Editorial

La caída de la Ley ‘Lleras 2.0’
27 de Enero de 2013


El Gobierno tendrá que presentar otro proyecto, acorde con los estándares internacionales y consultando los intereses nacionales en juego.

 


Un serio revés legislativo acaban de sufrir el Gobierno y sus bancadas con la decisión de la Corte Constitucional de tumbar por vicios de trámite la Ley 1520 de 2012, aprobada a las volandas en abril del año pasado en atención a compromisos sobre propiedad intelectual adquiridos por el país en el marco del TLC con Estados Unidos.


Como se recuerda, el proyecto desató un amplio rechazo en redes sociales porque, según sus críticos, en materia de restricciones al uso de contenidos en internet era un refrito de la llamada “ley Lleras” sobre derechos de autor, retirada por el Gobierno en junio de 2011, después de sucesivos ataques informáticos a portales del Estado y a la que muchos consideraron tan draconiana como la famosa “ley Sopa” estadounidense. Las protestas las supo capitalizar la oposición, representada en el Polo Democrático, que fue a la postre el que cosechó un triunfo político con la demanda de inconstitucionalidad interpuesta contra los artículos 13 y 14, con los que se pretendía proteger los derechos de autor en Internet, estableciendo fuertes sanciones para los infractores.


Aunque la Corte admitió limitaciones para pronunciarse de fondo sobre el contenido de la ley, sí encontró razonables algunos argumentos de la demanda con respecto a disposiciones que, por la falta de precisión en sus alcances restrictivos, podían llegar a vulnerar el derecho al acceso a la información de manera gratuita y en igualdad de condiciones y el derecho a informar y a recibir información veraz e imparcial a través de la red. Pero lo que dio al traste definitivamente con la normativa fue el error de trámite, pues para la Corte el Congreso violó su propio reglamento al someterla a estudio de las comisiones Segundas de Senado y Cámara. Debió hacerlo en comisiones Primeras, de asuntos constitucionales, pues así obedeciera a compromisos relacionados con el TLC, se trataba de una normativa de aplicación interna, que además debía tramitarse como ley estatutaria y no ordinaria.

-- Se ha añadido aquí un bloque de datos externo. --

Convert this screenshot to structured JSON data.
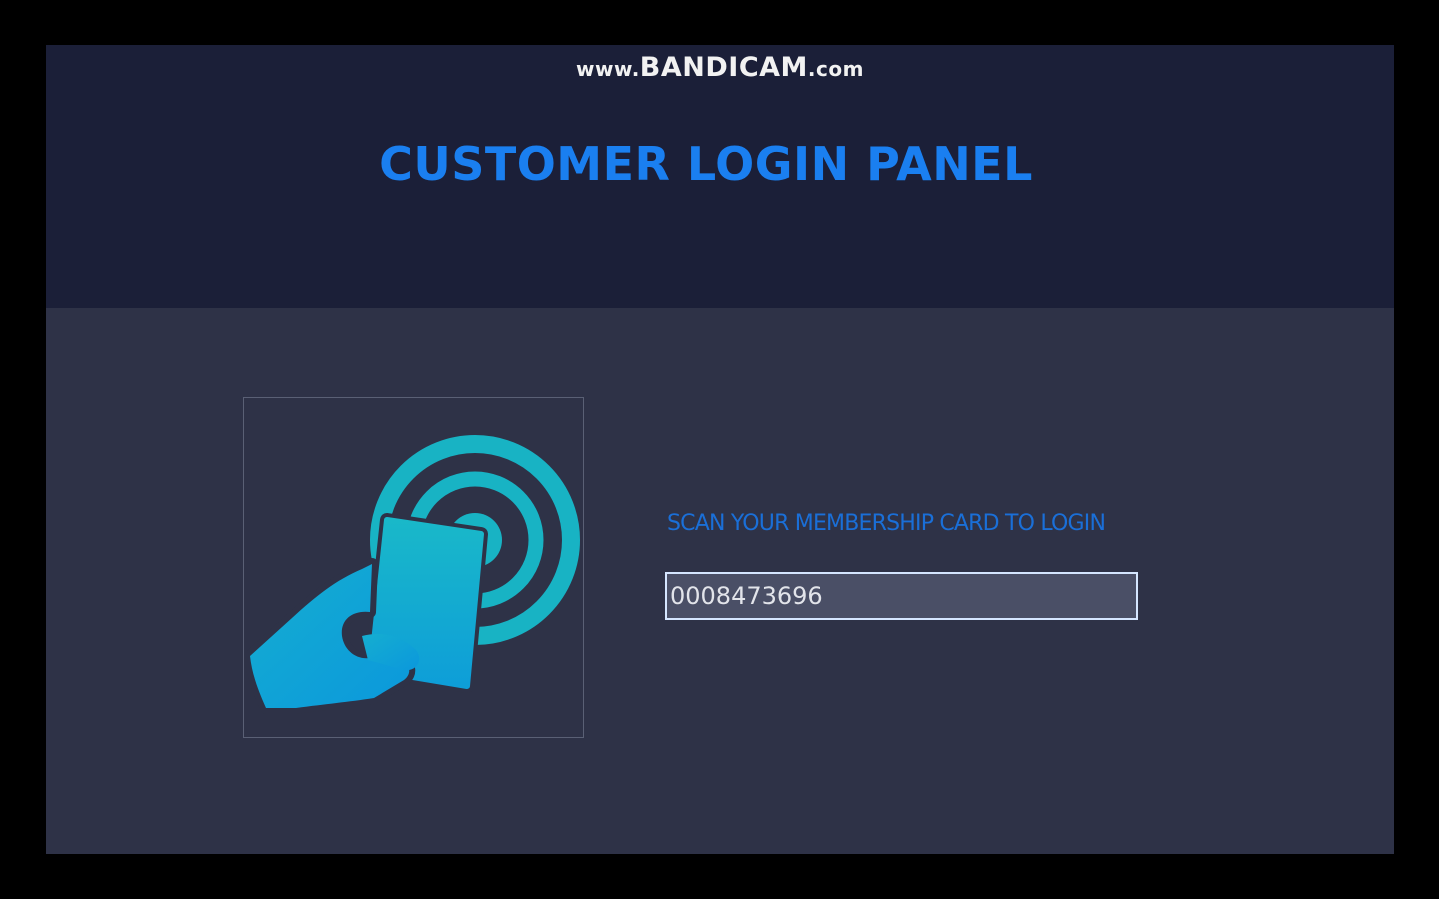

Resulta inexcusable el hundimiento reiterado de leyes por fallas en los procedimientos legislativos, que ponen en duda la idoneidad de la asesoría jurídica del Gobierno y cuestionan la diligencia en su trabajo de las secretarías y mesas directivas del Congreso. Cuanto más si se trata de proyectos sobre temas tan complejos y sensibles, como este en el que es imperativo conciliar el derecho a la propiedad intelectual y a la justa retribución por su trabajo de escritores, compositores, artistas y productores de materiales audiovisuales, con la legítima aspiración del ciudadano común a seguir disfrutando del amplio acceso al conocimiento y al entretenimiento a través de Internet.


El Gobierno tendrá que presentar otro proyecto, acorde con los estándares internacionales y consultando los intereses nacionales en juego. Aquí no se trata de defender a rajatabla una supuesta libertad absoluta de circulación y acceso a contenidos digitales, pues con ese pretexto ha proliferado la multimillonaria industria de la piratería y ante eso los estados no pueden cruzarse de brazos. Por otra parte, así como Internet no puede ser el reino de la impunidad y el irrespeto a los derechos de propiedad intelectual, tampoco debería ser un territorio virtual dominado por monopolios, nacionales e internacionales, que compran esos derechos a los dueños originales para explotarlos en forma abusiva.


Guardadas diferencias, ese debate nos recuerda aquella batalla de hace una década contra las multinacionales farmacéuticas que, so pretexto de defender la propiedad de las patentes sobre medicamentos esenciales, bloquearon durante muchos años la producción de genéricos a precios accesibles para los países pobres. Al final, con el liderazgo de la OMS y la intervención de la Organización Mundial de Comercio, se impuso el justo medio: las multinacionales pudieron seguir explotando sus marcas exclusivas y los enfermos del mundo en desarrollo pudieron acceder a medicamentos que antes eran prohibitivos y sin los cuales no es posible sobrevivir a pandemias como el Sida, la malaria y la tuberculosis.